At the nearby meeting hall, key props for a successful conference. Board for info, clock for expediency, Lenin statue for ideology. "Let's get down to building a nation."

Monday, 6 January 2025

Spying The Kayson Phomvihane Memorial, Part One

Starting in 1955, Kayson Phomvihane was the leader of the Communist Lao People's Revolutionary Party and he became the first leader of an independent Laos in 1975. He led the country until his death in 1992.

His post civil war offices and residence were part of a large former compound for CIA/USAID, affectionally labeled "Six Klicks City" because it was located six kilometers from the center of Vientiane. When civil war broke out, the Americans fled and easy, new digs were available.

Today, the house and nearby offices are a memorial. Much of Six Klicks City still exists and is part of the Lao military campus. Past and present history around the area is heavy.
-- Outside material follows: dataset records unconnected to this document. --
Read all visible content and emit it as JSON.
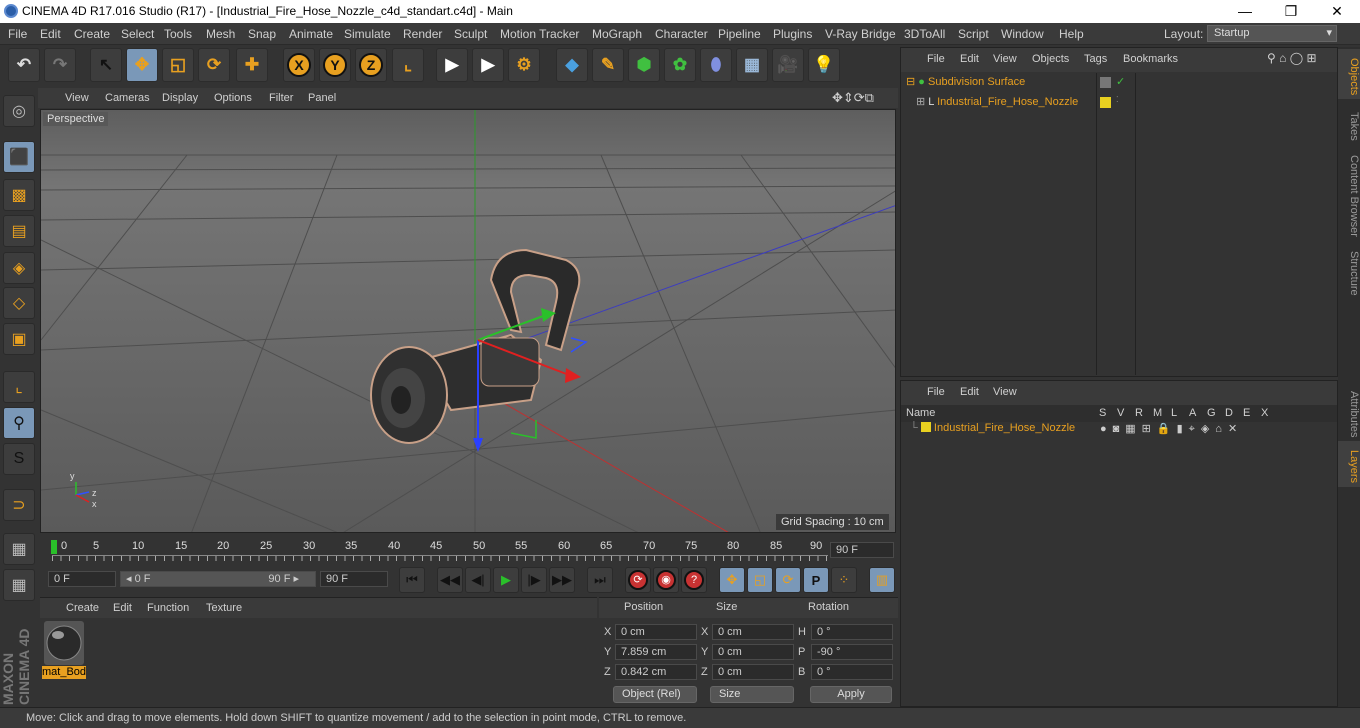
{
  "window": {
    "title": "CINEMA 4D R17.016 Studio (R17) - [Industrial_Fire_Hose_Nozzle_c4d_standart.c4d] - Main",
    "minimize": "—",
    "maximize": "❐",
    "close": "✕"
  },
  "menu": [
    "File",
    "Edit",
    "Create",
    "Select",
    "Tools",
    "Mesh",
    "Snap",
    "Animate",
    "Simulate",
    "Render",
    "Sculpt",
    "Motion Tracker",
    "MoGraph",
    "Character",
    "Pipeline",
    "Plugins",
    "V-Ray Bridge",
    "3DToAll",
    "Script",
    "Window",
    "Help"
  ],
  "layout": {
    "label": "Layout:",
    "value": "Startup"
  },
  "toolbar": {
    "undo_icon": "↶",
    "redo_icon": "↷",
    "select_icon": "↖",
    "move_icon": "✥",
    "scale_icon": "◱",
    "rotate_icon": "⟳",
    "add_icon": "✚",
    "x_label": "X",
    "y_label": "Y",
    "z_label": "Z",
    "coord_icon": "⌞",
    "render_view_icon": "▶",
    "render_picture_icon": "▶",
    "render_settings_icon": "⚙",
    "cube_icon": "◆",
    "pen_icon": "✎",
    "subdiv_icon": "⬢",
    "cloner_icon": "✿",
    "deformer_icon": "⬮",
    "floor_icon": "▦",
    "camera_icon": "🎥",
    "light_icon": "💡"
  },
  "viewport": {
    "menu": [
      "View",
      "Cameras",
      "Display",
      "Options",
      "Filter",
      "Panel"
    ],
    "label": "Perspective",
    "grid_spacing": "Grid Spacing : 10 cm",
    "axis_x": "x",
    "axis_y": "y",
    "axis_z": "z"
  },
  "left_toolbar": {
    "icons": [
      "make-editable-icon",
      "model-mode-icon",
      "texture-mode-icon",
      "workplane-mode-icon",
      "points-mode-icon",
      "edges-mode-icon",
      "polygons-mode-icon",
      "axis-mode-icon",
      "tweak-mode-icon",
      "solo-mode-icon",
      "snap-icon",
      "lock-workplane-icon",
      "workplane-icon"
    ],
    "glyphs": [
      "◎",
      "⬛",
      "▩",
      "▤",
      "◈",
      "◇",
      "▣",
      "⌞",
      "⚲",
      "S",
      "⊃",
      "▦",
      "▦"
    ]
  },
  "timeline": {
    "ticks": [
      "0",
      "5",
      "10",
      "15",
      "20",
      "25",
      "30",
      "35",
      "40",
      "45",
      "50",
      "55",
      "60",
      "65",
      "70",
      "75",
      "80",
      "85",
      "90"
    ],
    "current_frame": "90 F"
  },
  "playback": {
    "start_field": "0 F",
    "range_start": "◂ 0 F",
    "range_end": "90 F ▸",
    "end_field": "90 F",
    "buttons": [
      "⏮",
      "◀◀",
      "◀|",
      "▶",
      "|▶",
      "▶▶",
      "⏭"
    ],
    "rec_buttons": [
      "⟳",
      "◉",
      "?"
    ],
    "key_buttons": [
      "✥",
      "◱",
      "⟳",
      "P",
      "⁘"
    ],
    "timeline_icon": "▥"
  },
  "material_manager": {
    "menu": [
      "Create",
      "Edit",
      "Function",
      "Texture"
    ],
    "materials": [
      {
        "name": "mat_Bod"
      }
    ]
  },
  "coordinates": {
    "headers": [
      "Position",
      "Size",
      "Rotation"
    ],
    "rows": [
      {
        "axis": "X",
        "pos": "0 cm",
        "size_axis": "X",
        "size": "0 cm",
        "rot_axis": "H",
        "rot": "0 °"
      },
      {
        "axis": "Y",
        "pos": "7.859 cm",
        "size_axis": "Y",
        "size": "0 cm",
        "rot_axis": "P",
        "rot": "-90 °"
      },
      {
        "axis": "Z",
        "pos": "0.842 cm",
        "size_axis": "Z",
        "size": "0 cm",
        "rot_axis": "B",
        "rot": "0 °"
      }
    ],
    "mode": "Object (Rel)",
    "size_mode": "Size",
    "apply": "Apply"
  },
  "object_manager": {
    "menu": [
      "File",
      "Edit",
      "View",
      "Objects",
      "Tags",
      "Bookmarks"
    ],
    "objects": [
      {
        "name": "Subdivision Surface"
      },
      {
        "name": "Industrial_Fire_Hose_Nozzle"
      }
    ],
    "expand_icons": [
      "⊟",
      "⊞"
    ],
    "status_icons": [
      "✓"
    ]
  },
  "layer_manager": {
    "menu": [
      "File",
      "Edit",
      "View"
    ],
    "name_header": "Name",
    "columns": [
      "S",
      "V",
      "R",
      "M",
      "L",
      "A",
      "G",
      "D",
      "E",
      "X"
    ],
    "layers": [
      {
        "name": "Industrial_Fire_Hose_Nozzle",
        "color": "#e8d020"
      }
    ]
  },
  "right_tabs": [
    "Objects",
    "Takes",
    "Content Browser",
    "Structure",
    "Attributes",
    "Layers"
  ],
  "status_text": "Move: Click and drag to move elements. Hold down SHIFT to quantize movement / add to the selection in point mode, CTRL to remove.",
  "brand": "MAXON CINEMA 4D",
  "colors": {
    "accent": "#e8a020",
    "selected_obj": "#e8a020",
    "highlight": "#7a98b8"
  }
}
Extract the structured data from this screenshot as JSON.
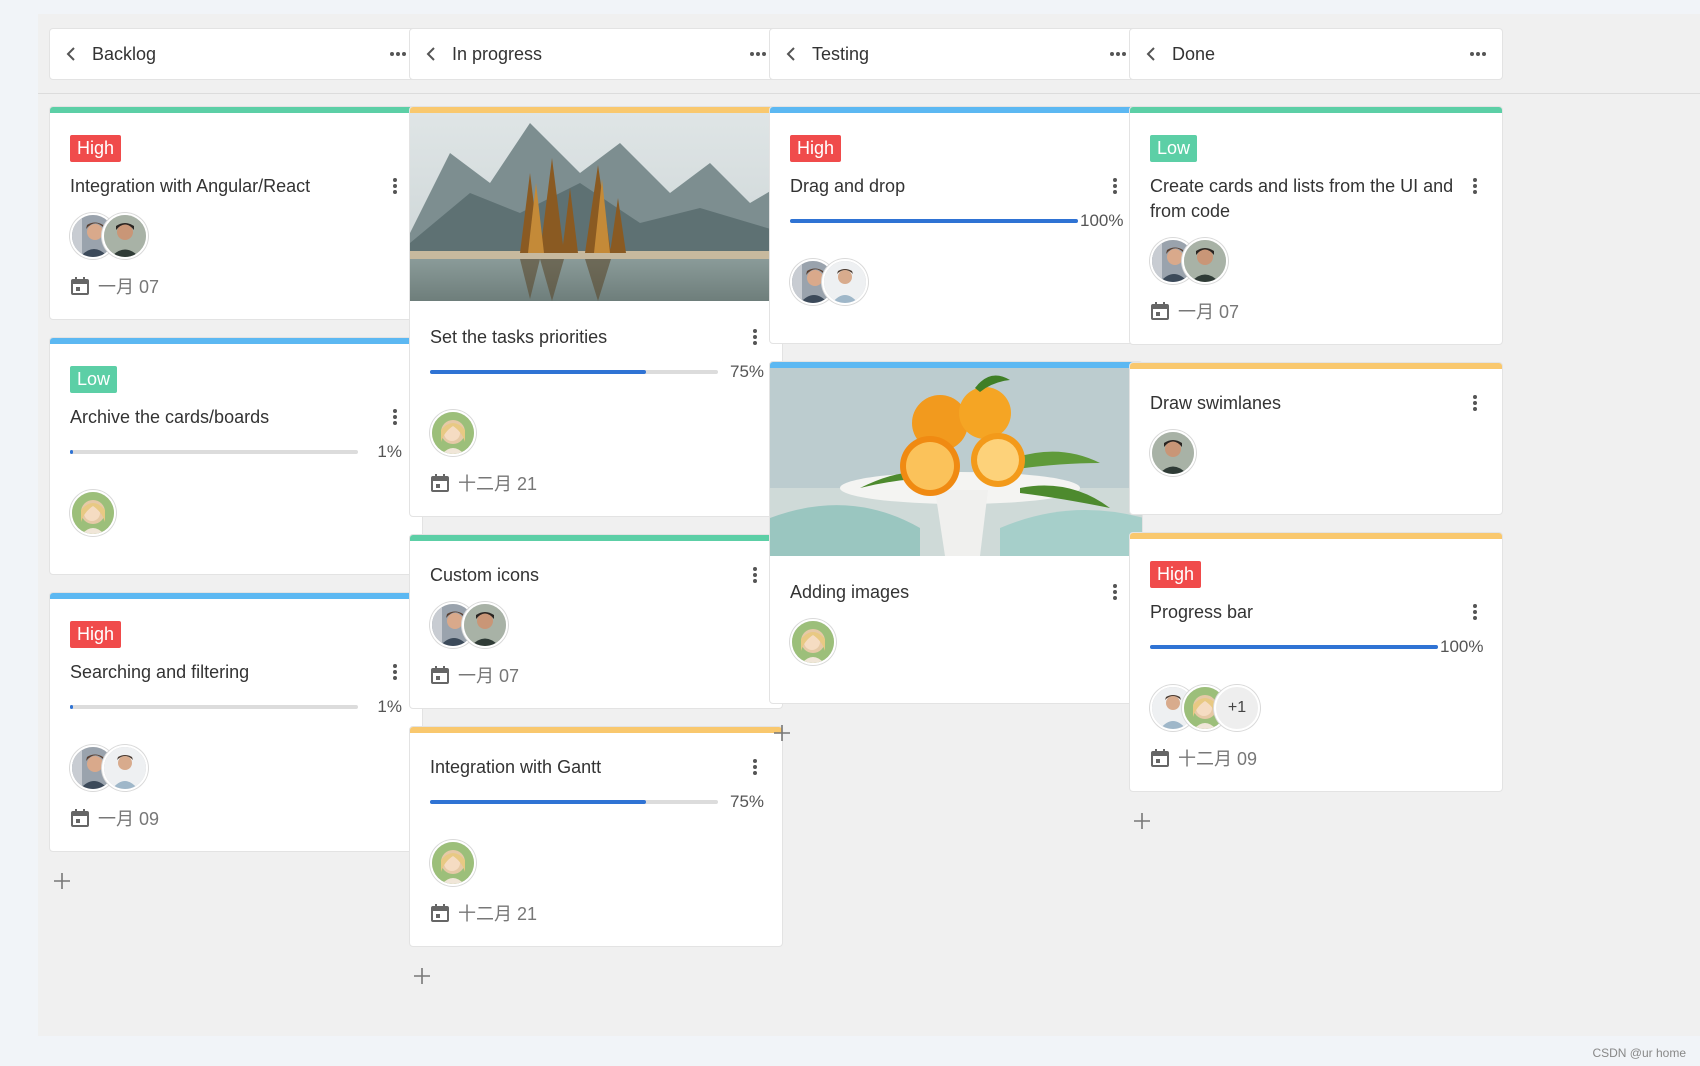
{
  "colors": {
    "green": "#5ccfa6",
    "blue": "#5cb8f2",
    "orange": "#f9c86e",
    "high": "#f04b4b",
    "low": "#5ccfa6",
    "progress": "#2f73d4"
  },
  "columns": [
    {
      "title": "Backlog",
      "cards": [
        {
          "stripe": "green",
          "priority": "High",
          "title": "Integration with Angular/React",
          "avatars": [
            "male-a",
            "male-b"
          ],
          "date": "一月 07"
        },
        {
          "stripe": "blue",
          "priority": "Low",
          "title": "Archive the cards/boards",
          "progress": 1,
          "progress_label": "1%",
          "avatars": [
            "female-a"
          ]
        },
        {
          "stripe": "blue",
          "priority": "High",
          "title": "Searching and filtering",
          "progress": 1,
          "progress_label": "1%",
          "avatars": [
            "male-a",
            "male-c"
          ],
          "date": "一月 09"
        }
      ]
    },
    {
      "title": "In progress",
      "cards": [
        {
          "stripe": "orange",
          "image": "mountain-lake-image",
          "title": "Set the tasks priorities",
          "progress": 75,
          "progress_label": "75%",
          "avatars": [
            "female-a"
          ],
          "date": "十二月 21"
        },
        {
          "stripe": "green",
          "title": "Custom icons",
          "avatars": [
            "male-a",
            "male-b"
          ],
          "date": "一月 07"
        },
        {
          "stripe": "orange",
          "title": "Integration with Gantt",
          "progress": 75,
          "progress_label": "75%",
          "avatars": [
            "female-a"
          ],
          "date": "十二月 21"
        }
      ]
    },
    {
      "title": "Testing",
      "cards": [
        {
          "stripe": "blue",
          "priority": "High",
          "title": "Drag and drop",
          "progress": 100,
          "progress_label": "100%",
          "avatars": [
            "male-a",
            "male-c"
          ]
        },
        {
          "stripe": "blue",
          "image": "oranges-image",
          "title": "Adding images",
          "avatars": [
            "female-a"
          ]
        }
      ]
    },
    {
      "title": "Done",
      "cards": [
        {
          "stripe": "green",
          "priority": "Low",
          "title": "Create cards and lists from the UI and from code",
          "avatars": [
            "male-a",
            "male-b"
          ],
          "date": "一月 07"
        },
        {
          "stripe": "orange",
          "title": "Draw swimlanes",
          "avatars": [
            "male-b"
          ]
        },
        {
          "stripe": "orange",
          "priority": "High",
          "title": "Progress bar",
          "progress": 100,
          "progress_label": "100%",
          "avatars": [
            "male-c",
            "female-a"
          ],
          "more": "+1",
          "date": "十二月 09"
        }
      ]
    }
  ],
  "watermark": "CSDN @ur home"
}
View of one of the humble, cinder block houses. One can imagine the Americans quickly building a U.S. style, suburban neighborhood. Ranch design and cheap, a lawn, a bucolic headquarters as a base for havoc in Southeast Asia.

Front entrance and a library. Strictly utilitarian. Consider it Linoleum Floor Provincial.

Blue living room. Shag for groovy '70s, tusks for power.

Desk and bedroom. Are we in Vientiane, Texas? It's hard to tell by the interior.

Super important meeting room. The fate of a nation, decided in an American box kit sunporch.